3. The participants, mainly final-year students from the Paris conservatory, or composers at the Groupe de recherches musicales, had been instructed in the aims of the experiment and introduced to the way it would be run by means of a preliminary training tape. We asked them to indicate, in a given sequence, which of the three reference sounds was in unison with the sound, which was played three times. Twenty-two people agreed to take the test; some of the responses, however, were discarded for reasons that will be explained later.
4. Eliminating the fundamental, in theory easy at the time of recording, had in practice to be done live—that is, by means of an adequate filter that could be inserted into the listening circuit. The intermodulation coefficient of magnetic tape does not, in fact, allow effective filtering out of the fundamental in a recorded sound above 40 dB, whereas we wanted to go to 50 dB. The efficiency of our device was monitored by a reference microphone positioned in front of the loudspeakers, in the premises where the listening was taking place.

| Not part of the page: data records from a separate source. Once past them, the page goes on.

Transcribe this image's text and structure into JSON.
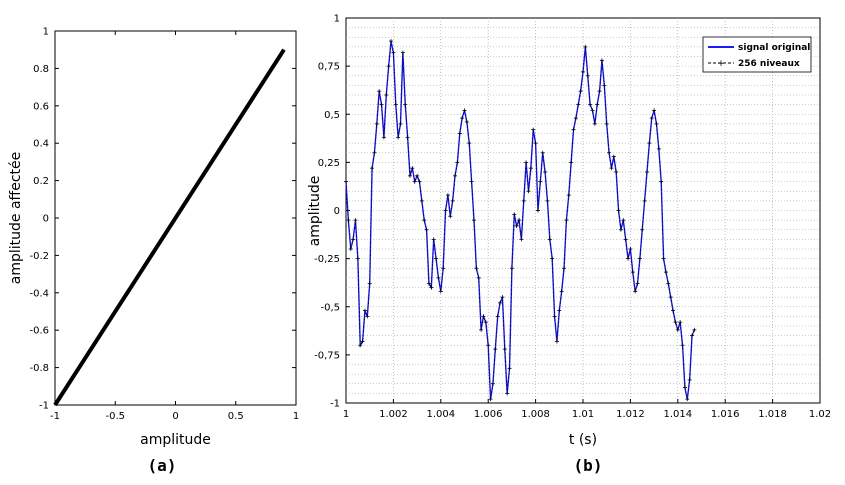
{
  "colors": {
    "axis": "#000000",
    "identity_line": "#000000",
    "grid": "#9a9a9a",
    "signal_original": "#1a1aff",
    "quantized": "#000000"
  },
  "chart_data": [
    {
      "type": "line",
      "panel_label": "(a)",
      "xlabel": "amplitude",
      "ylabel": "amplitude affectée",
      "xlim": [
        -1,
        1
      ],
      "ylim": [
        -1,
        1
      ],
      "xticks": [
        -1,
        -0.5,
        0,
        0.5,
        1
      ],
      "xtick_labels": [
        "-1",
        "-0.5",
        "0",
        "0.5",
        "1"
      ],
      "yticks": [
        -1,
        -0.8,
        -0.6,
        -0.4,
        -0.2,
        0,
        0.2,
        0.4,
        0.6,
        0.8,
        1
      ],
      "ytick_labels": [
        "-1",
        "-0.8",
        "-0.6",
        "-0.4",
        "-0.2",
        "0",
        "0.2",
        "0.4",
        "0.6",
        "0.8",
        "1"
      ],
      "grid": false,
      "series": [
        {
          "x": [
            -1,
            0.9
          ],
          "y": [
            -1,
            0.9
          ]
        }
      ]
    },
    {
      "type": "line",
      "panel_label": "(b)",
      "xlabel": "t (s)",
      "ylabel": "amplitude",
      "xlim": [
        1,
        1.02
      ],
      "ylim": [
        -1,
        1
      ],
      "xticks": [
        1,
        1.002,
        1.004,
        1.006,
        1.008,
        1.01,
        1.012,
        1.014,
        1.016,
        1.018,
        1.02
      ],
      "xtick_labels": [
        "1",
        "1.002",
        "1.004",
        "1.006",
        "1.008",
        "1.01",
        "1.012",
        "1.014",
        "1.016",
        "1.018",
        "1.02"
      ],
      "yticks": [
        -1,
        -0.75,
        -0.5,
        -0.25,
        0,
        0.25,
        0.5,
        0.75,
        1
      ],
      "ytick_labels": [
        "-1",
        "-0,75",
        "-0,5",
        "-0,25",
        "0",
        "0,25",
        "0,5",
        "0,75",
        "1"
      ],
      "grid": true,
      "legend_position": "top-right",
      "sample_step": 0.0001,
      "series": [
        {
          "name": "signal original",
          "values": [
            0.15,
            -0.05,
            -0.2,
            -0.15,
            -0.05,
            -0.25,
            -0.7,
            -0.68,
            -0.52,
            -0.55,
            -0.38,
            0.22,
            0.3,
            0.45,
            0.62,
            0.55,
            0.38,
            0.6,
            0.75,
            0.88,
            0.82,
            0.55,
            0.38,
            0.45,
            0.82,
            0.55,
            0.38,
            0.18,
            0.22,
            0.15,
            0.18,
            0.15,
            0.05,
            -0.05,
            -0.1,
            -0.38,
            -0.4,
            -0.15,
            -0.25,
            -0.35,
            -0.42,
            -0.3,
            0.0,
            0.08,
            -0.03,
            0.05,
            0.18,
            0.25,
            0.4,
            0.48,
            0.52,
            0.46,
            0.35,
            0.15,
            -0.05,
            -0.3,
            -0.35,
            -0.62,
            -0.55,
            -0.58,
            -0.7,
            -0.98,
            -0.9,
            -0.72,
            -0.55,
            -0.48,
            -0.45,
            -0.72,
            -0.95,
            -0.82,
            -0.3,
            -0.02,
            -0.08,
            -0.05,
            -0.15,
            0.05,
            0.25,
            0.1,
            0.22,
            0.42,
            0.35,
            0.0,
            0.15,
            0.3,
            0.2,
            0.05,
            -0.15,
            -0.25,
            -0.55,
            -0.68,
            -0.52,
            -0.42,
            -0.3,
            -0.05,
            0.08,
            0.25,
            0.42,
            0.48,
            0.55,
            0.62,
            0.72,
            0.85,
            0.7,
            0.55,
            0.52,
            0.45,
            0.55,
            0.62,
            0.78,
            0.65,
            0.45,
            0.3,
            0.22,
            0.28,
            0.2,
            0.0,
            -0.1,
            -0.05,
            -0.15,
            -0.25,
            -0.2,
            -0.32,
            -0.42,
            -0.38,
            -0.25,
            -0.1,
            0.05,
            0.2,
            0.35,
            0.48,
            0.52,
            0.45,
            0.32,
            0.15,
            -0.25,
            -0.32,
            -0.38,
            -0.45,
            -0.52,
            -0.58,
            -0.62,
            -0.58,
            -0.7,
            -0.92,
            -0.98,
            -0.88,
            -0.65,
            -0.62
          ]
        },
        {
          "name": "256 niveaux",
          "values": [
            0.15,
            -0.05,
            -0.2,
            -0.15,
            -0.05,
            -0.25,
            -0.7,
            -0.68,
            -0.52,
            -0.55,
            -0.38,
            0.22,
            0.3,
            0.45,
            0.62,
            0.55,
            0.38,
            0.6,
            0.75,
            0.88,
            0.82,
            0.55,
            0.38,
            0.45,
            0.82,
            0.55,
            0.38,
            0.18,
            0.22,
            0.15,
            0.18,
            0.15,
            0.05,
            -0.05,
            -0.1,
            -0.38,
            -0.4,
            -0.15,
            -0.25,
            -0.35,
            -0.42,
            -0.3,
            0.0,
            0.08,
            -0.03,
            0.05,
            0.18,
            0.25,
            0.4,
            0.48,
            0.52,
            0.46,
            0.35,
            0.15,
            -0.05,
            -0.3,
            -0.35,
            -0.62,
            -0.55,
            -0.58,
            -0.7,
            -0.98,
            -0.9,
            -0.72,
            -0.55,
            -0.48,
            -0.45,
            -0.72,
            -0.95,
            -0.82,
            -0.3,
            -0.02,
            -0.08,
            -0.05,
            -0.15,
            0.05,
            0.25,
            0.1,
            0.22,
            0.42,
            0.35,
            0.0,
            0.15,
            0.3,
            0.2,
            0.05,
            -0.15,
            -0.25,
            -0.55,
            -0.68,
            -0.52,
            -0.42,
            -0.3,
            -0.05,
            0.08,
            0.25,
            0.42,
            0.48,
            0.55,
            0.62,
            0.72,
            0.85,
            0.7,
            0.55,
            0.52,
            0.45,
            0.55,
            0.62,
            0.78,
            0.65,
            0.45,
            0.3,
            0.22,
            0.28,
            0.2,
            0.0,
            -0.1,
            -0.05,
            -0.15,
            -0.25,
            -0.2,
            -0.32,
            -0.42,
            -0.38,
            -0.25,
            -0.1,
            0.05,
            0.2,
            0.35,
            0.48,
            0.52,
            0.45,
            0.32,
            0.15,
            -0.25,
            -0.32,
            -0.38,
            -0.45,
            -0.52,
            -0.58,
            -0.62,
            -0.58,
            -0.7,
            -0.92,
            -0.98,
            -0.88,
            -0.65,
            -0.62
          ]
        }
      ]
    }
  ]
}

5. Findings. The question may be asked why we did not make a direct comparison between the pitch of the filtered and the homologous unfiltered sounds: the reason is that actual experiments of this type gave only very varied results, which were difficult to interpret. This may be because the change of timbre that accompanies the elimination of the fundamental, and varies according to the instrumental origin of the sound, disrupts the perception of pitch in an unpredictable manner. Whatever the case may be, the use of sinusoidal reference sounds seemed to us to resolve the difficulty by giving the ear a fixed reference point valid as much for unfiltered as for filtered sounds. It should be noted that the choice of sinusoidal sounds as “benchmarks” is not obligatory but for convenience. We intend, moreover, to go back over all our experiments later on with reference sounds that will themselves be instrumental.11
Under these conditions we should expect to obtain two categories of findings:
1. The breakdown of the answers for the sixty-four “unfiltered” sounds in effect gives us an insight into the question: “To what extent is the (perceived) pitch of a harmonic sound (such as is found in traditional music) linked to the pitch of a sinusoidal sound with a frequency that is in simple relationship with the fundamental?”
2. Comparing these answers with the answers for the corresponding filtered sounds gives us an insight, although indirectly, into the question: “Do an unfiltered and a filtered sound have the same pitch?”
To ensure maximum reliability in the interpretation of the results, we took the following precautions:
(a) Seventeen of the twenty-two people tested linked musical unison (even perceived pitch) with physical “unison” (equality of frequency) in more than 90 percent of cases, which is in conformity with the most general hypothesis. The other five people were not considered to have had the usual conditioning, and their answers were disregarded.
(b) As the listening sessions were relatively long and, most important, boring, we wanted to be sure that the quality of the answers was not affected by tiredness: we could detect no variation in fatigue levels between the beginning and the end of the sessions.
(c) Finally, we checked that the position of the participant in the listening room did not affect the perception of pitch of filtered sounds (we feared phenomena such as intermodulation, which are liable to “restore” the fundamental artificially) by comparing the answers of a control person who moved from place to place during one sequence, repeated several times.
The findings shown in section 10.6 are from the experiment carried out and interpreted in accordance with the directions above.